For almost two decades I have worked in the IT industry. I have enjoyed a wide variety of jobs where I started building machines for the a neighborhood white box vendor to becoming the IT resource for multiple dot-com start-ups in Silicon Valley. And now I answer phones, providing tech support for Enterprise customers. I spend my 9 hour shifts fixing what other people own. Every day I am repairing something that another 'paper qualified' person put in place. Rarely am I engaged to repair something that is broken after it has been correctly installed and maintained. I am doing their jobs for them. And the ones I really enjoy are the consultants that call us to fix what they installed and are being paid many more dollars per hour for than I am. Yet I am his resource to maintain his customers.
What is the difference between those people and my self?
A good question that I spent a heavy part of my vacation trying to figure out. Here is what I came up with: I'm too experienced and not flexible enough in this market. I have worked myself into a niche market that is all but closed up. For years I have been paying a portion of my taxes to help ensure that the off-shore outsourcing is profitable to employers because of the federal tax kickbacks the employers get. Now I'm competing with persons who have degrees that I never made the time to get. They have papers that suggest they have the skills an employer wants and needs. I have the experience to actually do the work.

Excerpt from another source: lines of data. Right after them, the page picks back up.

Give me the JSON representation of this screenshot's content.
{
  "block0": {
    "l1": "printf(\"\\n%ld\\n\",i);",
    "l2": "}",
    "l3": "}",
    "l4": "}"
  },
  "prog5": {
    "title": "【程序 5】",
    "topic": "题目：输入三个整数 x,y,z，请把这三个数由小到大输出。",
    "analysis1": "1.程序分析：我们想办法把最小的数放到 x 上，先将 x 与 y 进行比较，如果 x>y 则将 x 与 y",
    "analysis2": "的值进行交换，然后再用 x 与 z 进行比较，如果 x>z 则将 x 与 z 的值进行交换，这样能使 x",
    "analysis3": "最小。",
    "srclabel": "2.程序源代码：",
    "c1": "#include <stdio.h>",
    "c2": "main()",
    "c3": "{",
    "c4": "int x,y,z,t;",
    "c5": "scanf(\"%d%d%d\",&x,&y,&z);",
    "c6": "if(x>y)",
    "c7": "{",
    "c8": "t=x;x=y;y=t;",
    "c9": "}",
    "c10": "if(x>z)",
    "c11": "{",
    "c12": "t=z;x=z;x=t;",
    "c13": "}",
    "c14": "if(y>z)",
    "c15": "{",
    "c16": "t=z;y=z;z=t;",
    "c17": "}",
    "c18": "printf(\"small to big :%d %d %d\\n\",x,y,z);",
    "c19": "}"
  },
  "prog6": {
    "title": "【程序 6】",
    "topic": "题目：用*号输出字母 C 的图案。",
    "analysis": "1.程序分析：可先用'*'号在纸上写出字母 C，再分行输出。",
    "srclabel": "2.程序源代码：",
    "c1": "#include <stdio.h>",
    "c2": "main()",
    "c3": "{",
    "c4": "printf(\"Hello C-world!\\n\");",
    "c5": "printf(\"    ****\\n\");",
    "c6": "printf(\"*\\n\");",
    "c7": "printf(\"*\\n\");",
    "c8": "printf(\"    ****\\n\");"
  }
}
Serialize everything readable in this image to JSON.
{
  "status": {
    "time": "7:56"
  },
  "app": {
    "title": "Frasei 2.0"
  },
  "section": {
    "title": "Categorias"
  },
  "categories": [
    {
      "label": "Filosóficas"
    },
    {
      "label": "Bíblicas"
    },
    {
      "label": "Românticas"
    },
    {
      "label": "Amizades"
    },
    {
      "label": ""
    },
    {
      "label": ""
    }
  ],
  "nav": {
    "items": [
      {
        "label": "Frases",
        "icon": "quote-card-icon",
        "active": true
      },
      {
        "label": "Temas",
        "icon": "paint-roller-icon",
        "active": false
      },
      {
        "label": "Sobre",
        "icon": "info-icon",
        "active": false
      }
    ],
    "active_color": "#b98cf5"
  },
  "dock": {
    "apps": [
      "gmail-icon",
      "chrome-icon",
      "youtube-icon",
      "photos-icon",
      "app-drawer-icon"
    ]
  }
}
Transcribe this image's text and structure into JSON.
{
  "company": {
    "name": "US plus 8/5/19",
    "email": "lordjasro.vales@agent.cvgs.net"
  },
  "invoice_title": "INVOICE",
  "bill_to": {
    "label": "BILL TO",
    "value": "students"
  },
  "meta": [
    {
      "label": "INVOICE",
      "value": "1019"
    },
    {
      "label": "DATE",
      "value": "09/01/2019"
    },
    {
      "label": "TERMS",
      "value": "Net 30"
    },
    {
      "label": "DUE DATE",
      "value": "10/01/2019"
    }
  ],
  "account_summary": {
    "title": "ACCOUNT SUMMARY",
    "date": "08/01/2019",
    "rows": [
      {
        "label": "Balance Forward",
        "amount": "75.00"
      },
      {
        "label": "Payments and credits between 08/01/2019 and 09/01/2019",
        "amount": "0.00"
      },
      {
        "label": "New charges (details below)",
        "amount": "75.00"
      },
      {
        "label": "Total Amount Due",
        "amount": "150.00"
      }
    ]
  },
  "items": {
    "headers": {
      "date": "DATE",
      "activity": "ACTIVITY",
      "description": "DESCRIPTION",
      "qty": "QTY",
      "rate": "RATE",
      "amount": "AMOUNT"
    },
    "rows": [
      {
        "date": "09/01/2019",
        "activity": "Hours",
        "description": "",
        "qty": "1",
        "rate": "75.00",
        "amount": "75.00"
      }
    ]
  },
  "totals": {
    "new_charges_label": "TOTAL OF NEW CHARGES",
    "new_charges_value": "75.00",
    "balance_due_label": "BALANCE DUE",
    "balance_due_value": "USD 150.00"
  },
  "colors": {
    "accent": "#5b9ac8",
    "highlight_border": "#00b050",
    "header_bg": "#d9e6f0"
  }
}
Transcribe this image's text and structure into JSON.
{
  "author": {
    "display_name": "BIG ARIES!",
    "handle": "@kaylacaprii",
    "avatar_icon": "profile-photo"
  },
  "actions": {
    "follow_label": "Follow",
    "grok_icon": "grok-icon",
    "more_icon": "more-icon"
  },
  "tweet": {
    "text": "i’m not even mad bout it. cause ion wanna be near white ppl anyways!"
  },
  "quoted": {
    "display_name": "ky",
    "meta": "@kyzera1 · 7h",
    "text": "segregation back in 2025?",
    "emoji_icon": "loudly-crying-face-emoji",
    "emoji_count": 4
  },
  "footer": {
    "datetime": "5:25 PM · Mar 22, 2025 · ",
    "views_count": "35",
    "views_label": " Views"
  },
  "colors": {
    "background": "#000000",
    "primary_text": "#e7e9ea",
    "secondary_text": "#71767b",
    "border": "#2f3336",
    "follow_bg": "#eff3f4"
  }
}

So, again, what am I missing?
In a word: Salesmanship. I am not a salesman. I have a hard time with salesmen. I call a vendor for something I need, I ask for their website. I then bargain hunt. HARD! Then I call back, armed with those details. If they will not provide me the item I am looking for (or like item) within 5%, I move on. 5% of the price is what I consider a reasonable difference for having it NOW, rather than ordering one in. Their S&H charges are spread out across several items in an order, not a single item.
Example: I recently replaced my failing motorcycle. I had cash for the dealership that had the bike I wanted. I sat down with the sales guy, and started the haggle process. He quoted a price and I countered. He excused himself to speak with his supervisor. I told him, then, to get the very bottom dollar the supervisor would go for, because I don't have all day. He came back with a different number. I again countered. He said he had to ask, again. I left. He did not follow instructions of me, the customer. He was prepared to waste my time. I understand the process. Get the customer so wrapped up and invested in the purchase they will finally commit to a price the dealership wants, rather than what is in budget.
I, honestly, could never do the other side of that job. I don't sell, well. I'm not into marketing. I don't trust it. Marketing has proven, to me, to be a series of lies, mistruths and hype that usually over sells an item or service. And leaves a company with unhappy customers, but a dollar today, rather than being honest, selling a reasonable and quality product at a righteous price and earning 20 dollars tomorrow. That is what marketing means to me.
So, how does a person such as myself sell himself into a different job? Especially one across state lines where he has no business contacts, but needs to find employment there for family reasons?